Единственный запертый на замок шкаф находился рядом, но Артур никак не мог разглядеть, висит ли в грубых жестяных петлях замочек. Лампочка фонарика моргнула и засветилась намного слабее, будто луч проходил сквозь плотную полосу дыма. Кроме того, стало заметно теплее, и не на градус-другой, а, как минимум, градусов на десять — Артур изнемогал в шерстяном свитере. У него мелькнула мысль о простуде, о лихорадке, но тут повторилось недолгое шуршание. Относительно природы звука у аспиранта Коваля сомнений не возникло.
Кто-то разворачивал конфету и громко чавкал.
Артур поводил фонарем, убеждаясь, что почти ослеп. Он не видел больше выцветших портретов политиков, не видел двери, через которую зашел, не видел подтекающего потолка. Затихла потолочная капель и журчание в трубах, не гремели на кольце трамваи. Мир внезапно сузился до сумрачного пузыря двух метров в диаметре. По стенкам пузыря бесновалась жаркая сухая тьма, а в центре, бессмысленно шевеля губами, согнулся он сам. Коваль стянул через голову свитер, закатал рукава рубахи, вытер мокрый лоб. Затем поднес руку вплотную к рефлектору фонарика, перебирая пальцами ключи на широком стальном кольце. Наконец он выбрал нужный и повернулся к светло-голубому узкому шкафчику.

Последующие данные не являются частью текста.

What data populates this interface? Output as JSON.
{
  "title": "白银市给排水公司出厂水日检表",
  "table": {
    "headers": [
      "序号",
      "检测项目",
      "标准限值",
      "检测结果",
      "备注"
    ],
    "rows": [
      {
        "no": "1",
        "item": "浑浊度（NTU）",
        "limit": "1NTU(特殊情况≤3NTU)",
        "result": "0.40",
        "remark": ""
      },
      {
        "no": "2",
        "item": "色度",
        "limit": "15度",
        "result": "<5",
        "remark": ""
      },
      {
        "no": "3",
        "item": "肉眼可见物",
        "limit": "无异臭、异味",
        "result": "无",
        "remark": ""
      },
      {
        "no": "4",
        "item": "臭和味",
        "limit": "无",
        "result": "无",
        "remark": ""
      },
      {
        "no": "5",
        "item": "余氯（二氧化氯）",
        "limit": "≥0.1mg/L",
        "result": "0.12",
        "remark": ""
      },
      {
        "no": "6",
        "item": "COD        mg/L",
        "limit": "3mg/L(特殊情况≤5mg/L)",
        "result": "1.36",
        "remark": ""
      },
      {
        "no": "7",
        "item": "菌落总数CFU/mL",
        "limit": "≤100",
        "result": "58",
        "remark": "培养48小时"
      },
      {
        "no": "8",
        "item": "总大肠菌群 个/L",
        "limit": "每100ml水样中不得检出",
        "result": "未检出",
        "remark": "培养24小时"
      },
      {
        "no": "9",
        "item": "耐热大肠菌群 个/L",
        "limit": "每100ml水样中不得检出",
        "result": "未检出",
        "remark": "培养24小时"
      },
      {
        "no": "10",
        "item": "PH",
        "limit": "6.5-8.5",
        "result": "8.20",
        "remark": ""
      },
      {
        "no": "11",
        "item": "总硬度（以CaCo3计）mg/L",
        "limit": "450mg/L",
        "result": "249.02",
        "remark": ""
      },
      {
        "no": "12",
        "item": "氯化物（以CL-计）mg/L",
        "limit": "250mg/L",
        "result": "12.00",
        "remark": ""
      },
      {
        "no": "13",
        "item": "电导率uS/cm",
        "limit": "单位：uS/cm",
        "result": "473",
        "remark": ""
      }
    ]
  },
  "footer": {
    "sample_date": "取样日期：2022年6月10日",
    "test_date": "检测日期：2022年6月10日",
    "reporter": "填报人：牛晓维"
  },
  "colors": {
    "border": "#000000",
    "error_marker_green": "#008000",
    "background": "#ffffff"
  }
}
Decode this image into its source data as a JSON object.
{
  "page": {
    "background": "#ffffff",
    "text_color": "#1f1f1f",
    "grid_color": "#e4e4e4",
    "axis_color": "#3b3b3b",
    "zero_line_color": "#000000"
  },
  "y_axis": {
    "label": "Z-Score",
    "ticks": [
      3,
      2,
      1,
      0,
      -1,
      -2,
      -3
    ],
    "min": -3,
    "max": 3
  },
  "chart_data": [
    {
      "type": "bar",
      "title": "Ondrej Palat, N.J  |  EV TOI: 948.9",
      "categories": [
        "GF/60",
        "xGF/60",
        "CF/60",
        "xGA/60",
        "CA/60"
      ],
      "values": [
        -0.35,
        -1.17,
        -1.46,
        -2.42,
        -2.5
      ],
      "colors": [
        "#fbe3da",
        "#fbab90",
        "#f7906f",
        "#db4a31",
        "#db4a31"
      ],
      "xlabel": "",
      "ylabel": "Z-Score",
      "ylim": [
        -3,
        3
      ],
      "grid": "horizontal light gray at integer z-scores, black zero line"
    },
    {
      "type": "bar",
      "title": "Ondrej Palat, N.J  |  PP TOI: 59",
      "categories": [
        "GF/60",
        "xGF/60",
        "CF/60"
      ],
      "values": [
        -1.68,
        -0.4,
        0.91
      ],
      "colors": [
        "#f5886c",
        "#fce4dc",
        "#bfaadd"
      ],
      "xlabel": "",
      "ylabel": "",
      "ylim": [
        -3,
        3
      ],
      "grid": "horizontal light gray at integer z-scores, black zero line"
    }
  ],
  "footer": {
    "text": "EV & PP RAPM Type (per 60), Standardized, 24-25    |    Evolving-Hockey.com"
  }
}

— Ты не простишь себе, если не откроешь, — увещевал внутренний голос. — Ты будешь вечно мучиться, обзывать себя трусом за то, что побоялся сделать всего одно движение…
— Там ничего нет, — упирался внутренний оппонент. — Конфеты могли погрызть мыши…
— Здесь нет мышей, не валяй ваньку, — ехидно захихикал голос. — Без всяких проверок ты знаешь, что здесь нет грызунов. Они не станут гнездиться в затопляемых подвалах. Там внутри, в шкафу, тебя кое-кто ждет. Ты думаешь, забытые ключи — это случайность?
Прекрати себе врать — и сразу станет легче. Он вернул сюда именно тебя, потому что ты не верил…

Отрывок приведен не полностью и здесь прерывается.